Cheryl Crausewell of Dora, Alabama, attempted, with the help of her son, to clean up her toilet-papered house on Monday afternoon. A persistent piece of toilet paper was stuck in a magnolia tree, so they tried a little of nature's Hoover: fire.
screencaps via Fox 6 WBRC
Cheryl Crausewell, of Dora, Alabama attempted, with the help of her son, to clean up her toilet-papered house on Monday afternoon. A persistent piece of toilet paper was stuck in a magnolia tree, so they tried a little of nature's Hoover: fire. Now they have a burned down house, and the kids who TP'd their house over the weekend are, one assumes, getting laid non-stop.
Crausewell gave a moment-by-moment breakdown of the incident to a TV news crew, which I will paraphrase below:
They were out cleaning up their home that had been, in Alabama parlance, "rolled," along with other houses in the Hickory Ridge community of Dora. They'd done a pretty satisfactory job, but there's always that little bit left in the magnolia isn't there?

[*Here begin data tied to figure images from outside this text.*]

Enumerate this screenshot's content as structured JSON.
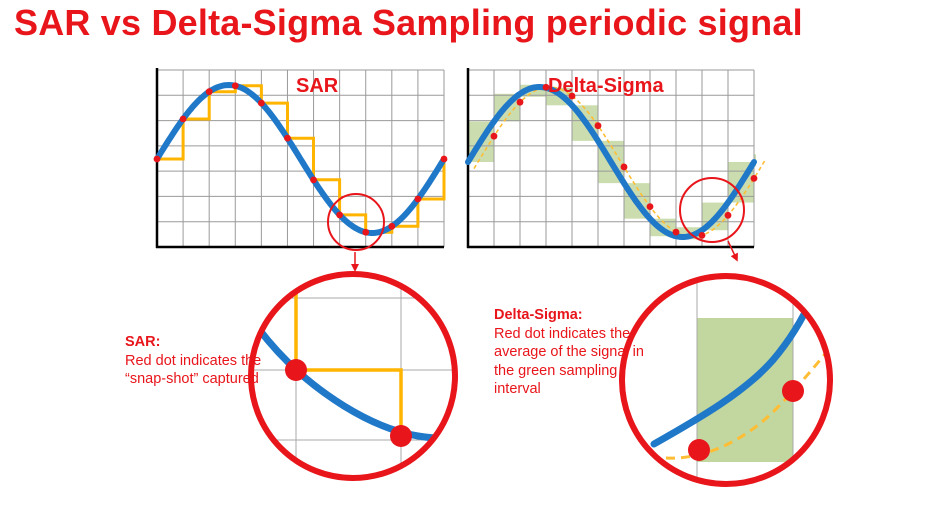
{
  "title": "SAR vs Delta-Sigma Sampling periodic signal",
  "panels": {
    "sar": {
      "label": "SAR"
    },
    "delta_sigma": {
      "label": "Delta-Sigma"
    }
  },
  "notes": {
    "sar": {
      "heading": "SAR:",
      "body": "Red dot indicates the “snap-shot” captured"
    },
    "delta_sigma": {
      "heading": "Delta-Sigma:",
      "body": "Red dot indicates the average of the signal in the green sampling interval"
    }
  },
  "colors": {
    "title": "#e8151b",
    "signal": "#1f78c8",
    "sar_steps": "#ffb400",
    "dots": "#e8151b",
    "ds_interval": "#a9c77a",
    "ds_average": "#ffbd33",
    "grid": "#9a9a9a"
  }
}
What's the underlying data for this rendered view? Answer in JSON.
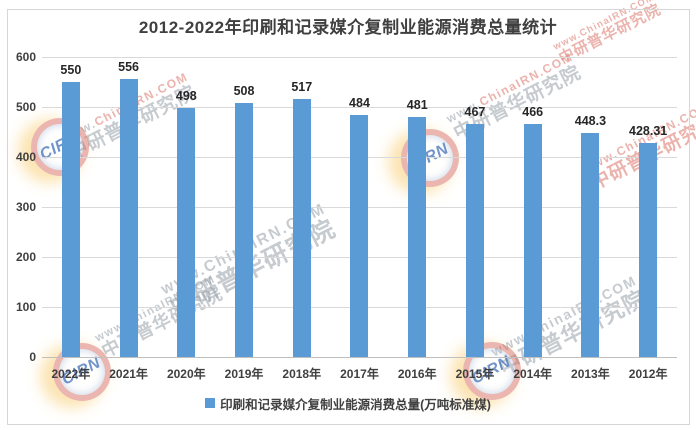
{
  "title": "2012-2022年印刷和记录媒介复制业能源消费总量统计",
  "legend": {
    "label": "印刷和记录媒介复制业能源消费总量(万吨标准煤)"
  },
  "colors": {
    "bar": "#5b9bd5",
    "gridline": "#d9d9d9",
    "axis_line": "#bfbfbf",
    "title_text": "#3f3f3f",
    "axis_text": "#404040",
    "data_label_text": "#262626",
    "chart_border": "#d6d6d6"
  },
  "chart_data": {
    "type": "bar",
    "title": "2012-2022年印刷和记录媒介复制业能源消费总量统计",
    "categories": [
      "2022年",
      "2021年",
      "2020年",
      "2019年",
      "2018年",
      "2017年",
      "2016年",
      "2015年",
      "2014年",
      "2013年",
      "2012年"
    ],
    "series": [
      {
        "name": "印刷和记录媒介复制业能源消费总量(万吨标准煤)",
        "values": [
          550,
          556,
          498,
          508,
          517,
          484,
          481,
          467,
          466,
          448.3,
          428.31
        ]
      }
    ],
    "data_labels": [
      "550",
      "556",
      "498",
      "508",
      "517",
      "484",
      "481",
      "467",
      "466",
      "448.3",
      "428.31"
    ],
    "xlabel": "",
    "ylabel": "",
    "ylim": [
      0,
      600
    ],
    "ytick_step": 100,
    "ytick_labels": [
      "0",
      "100",
      "200",
      "300",
      "400",
      "500",
      "600"
    ],
    "grid": true,
    "legend_position": "bottom"
  },
  "watermark": {
    "logo_text": "CIRN",
    "line1_prefix": "www.",
    "line1_suffix": "ChinaIRN.COM",
    "line2": "中研普华研究院"
  }
}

Where most people would have turned to Wikihow, Crausewell turned to her Zippo. She says they lit just a few squares, which got caught by a breeze and landed in the yard. Only seconds after the plan was hatched, the lawn was ablaze—casting some doubt on that whole "we only lit a couple squares" thing—and the fire looped around the house.
She told WBRC News, "It just popped out into a little patch and we tried to put it out and it just kept going, so I was trying to keep it from going down the front porch and came down the bank and around the back of the house." At this point the fire caught a propane tank, which Crausewell thinks leaked or exploded, and soon the fire had spread to her house of 12 years.
Now I hate to point this out, but news footage of the fire being put out happened to give a progress report on Crausewell's cleanup job. Looking at the left of the frame, it looks like the fire method didn't accomplish the one thing it was designed for:
She also failed to provide the TV news a detailed explanation of her thought process. For those who don't know, TPing a house is a game, and the objective is to place a few pieces somewhere so high or hard to reach that the victim can't clean it all. You hope some of it stays there for days, or hopefully weeks. These bits of toilet paper are called "the angels' share," and they'll be cleaned up by things like birds and wind. You're forgiven for litter because it was the work of those damn neighborhood hooligans, not you.
Crausewell and her son successfully evacuated her elderly aunt, her mother, and her aunt's caregiver, who were all home at the time, and no one was injured. In other news that makes it okay to laugh at Crausewell, she had homeowner's insurance, and plans to rebuild on the same property, because the property holds "a lot of memories. You know?"
It would hold a lot of memories, I suppose. But in the coming days and weeks, as Crausewell replays the incident in her head, I wonder if she won't want to move to a piece of land with fewer memories. I sure would.